Multi-Billion-dollar corporations apparently can’t be trusted to put our children’s safety before their bottom lines.
By Noah Streng
In June, the U.S. House of Representative’s Committee on Oversight and Reform held a hearing to investigate the deaths of more than 50 infants who died while sleeping in a Fisher-Price Rock ‘n Play Sleeper. For more than 10 years, Fisher-Price and its parent company Mattel made more than $200 million selling this product, marketing it as appropriate for infant sleep despite repeated warnings from international regulators and public health organizations that it was not safe for sleeping. Nevertheless, the company continued to sell this product in the United States even when other countries declined to sell the product in their country. To date, more than 97 infant deaths have been linked to inclined sleepers, which is the generic name for products like the Rock n’ Play. Fisher-Price did not consult a single pediatrician or conduct a single scientific study to prove the Rock ‘n Play was safe before putting it on the market. Instead, it relied on the word of one doctor, who later lost his medical license.
For years, Fisher-Price and Mattel continued to sell the Rock ‘n Play despite knowing about the rising infant death toll associated with babies sleeping in the product. The U.S. Consumer Product Safety Commission (CPSC) knew of this but was legally prohibited from warning the public about the dangers of the Rock ‘n Play in a timely way.
Rep. Carolyn Maloney, Chair of the Oversight Committee, said that Congress must strengthen the nation’s consumer protection laws to ensure that the CPSC, the nation’s chief product safety regulator, has the tools it needs to warn the public about dangerous products as soon as possible and prevent future tragedies like the Rock ‘n Play from happening again. One way to strengthen the law is to allow the CPSC to more easily issue mandatory safety standards that companies are required to follow rather than less stringent voluntary safety standards.
Another legislative fix needed to protect consumers is to repeal Section 6(b) of the Consumer Product Safety Act (CPSA), a provision of law that prohibits the CPSC from releasing information about product safety hazards which identifies a product or manufacturer without specific permission of the company. Section 6(b) can give corporations like Fisher-Price and Mattel an effective veto on the information the agency releases to the public unless the CPSC takes the company to court. Public Citizen supports immediately repealing Section 6(b).

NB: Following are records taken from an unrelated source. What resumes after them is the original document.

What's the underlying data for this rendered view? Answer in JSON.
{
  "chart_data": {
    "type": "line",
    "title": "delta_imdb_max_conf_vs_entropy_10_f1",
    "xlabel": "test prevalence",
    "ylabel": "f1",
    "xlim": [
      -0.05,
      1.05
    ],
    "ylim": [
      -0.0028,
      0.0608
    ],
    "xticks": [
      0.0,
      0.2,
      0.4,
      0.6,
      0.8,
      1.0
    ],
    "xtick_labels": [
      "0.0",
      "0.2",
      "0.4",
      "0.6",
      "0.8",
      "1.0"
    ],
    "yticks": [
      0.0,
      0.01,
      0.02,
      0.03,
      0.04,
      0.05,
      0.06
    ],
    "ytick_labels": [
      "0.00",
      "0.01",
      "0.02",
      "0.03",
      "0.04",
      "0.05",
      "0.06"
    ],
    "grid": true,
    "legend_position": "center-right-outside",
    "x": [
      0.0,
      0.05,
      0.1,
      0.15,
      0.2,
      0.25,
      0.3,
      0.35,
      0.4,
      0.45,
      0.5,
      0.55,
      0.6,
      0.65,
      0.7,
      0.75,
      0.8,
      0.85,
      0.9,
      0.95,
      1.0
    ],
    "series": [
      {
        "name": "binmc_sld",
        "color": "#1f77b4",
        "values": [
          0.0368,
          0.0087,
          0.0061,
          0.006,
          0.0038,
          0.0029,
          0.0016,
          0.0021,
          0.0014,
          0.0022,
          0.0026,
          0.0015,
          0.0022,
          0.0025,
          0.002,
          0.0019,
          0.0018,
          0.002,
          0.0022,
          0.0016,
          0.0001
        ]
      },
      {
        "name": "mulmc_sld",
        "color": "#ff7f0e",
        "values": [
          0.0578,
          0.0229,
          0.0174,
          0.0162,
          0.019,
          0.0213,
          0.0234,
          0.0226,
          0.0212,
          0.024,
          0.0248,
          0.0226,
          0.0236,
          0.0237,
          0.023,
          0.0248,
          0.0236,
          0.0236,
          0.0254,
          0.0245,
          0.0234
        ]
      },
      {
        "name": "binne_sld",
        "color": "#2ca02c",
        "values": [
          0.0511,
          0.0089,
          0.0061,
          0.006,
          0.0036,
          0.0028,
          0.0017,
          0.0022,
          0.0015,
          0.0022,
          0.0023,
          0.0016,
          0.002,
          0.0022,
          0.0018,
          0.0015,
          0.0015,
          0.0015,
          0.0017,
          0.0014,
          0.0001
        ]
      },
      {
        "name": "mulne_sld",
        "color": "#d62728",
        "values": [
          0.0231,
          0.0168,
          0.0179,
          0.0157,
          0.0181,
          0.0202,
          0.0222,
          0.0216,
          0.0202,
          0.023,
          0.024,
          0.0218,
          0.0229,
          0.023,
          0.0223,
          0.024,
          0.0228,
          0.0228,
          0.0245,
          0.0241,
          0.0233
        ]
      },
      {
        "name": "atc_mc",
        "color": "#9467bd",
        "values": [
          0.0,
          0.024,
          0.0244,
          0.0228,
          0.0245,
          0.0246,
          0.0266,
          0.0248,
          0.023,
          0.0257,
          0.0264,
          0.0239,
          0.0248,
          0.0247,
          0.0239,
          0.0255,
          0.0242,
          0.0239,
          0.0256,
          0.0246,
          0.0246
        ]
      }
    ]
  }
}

There’s also more that Congress and the administration can do to protect consumers and their families from unsafe products and corporate actors willing to place profits over safety, policies which were detailed in a memo that Public Citizen and other consumer advocates sent to the Biden transition team last year.
Current law cedes far too much power to corporations while tying the hands of the government agency charged with keeping people safe. Congress must act to give CPSC more powers to better product our families from unsafe products. Nothing less than the safety of our families is at risk.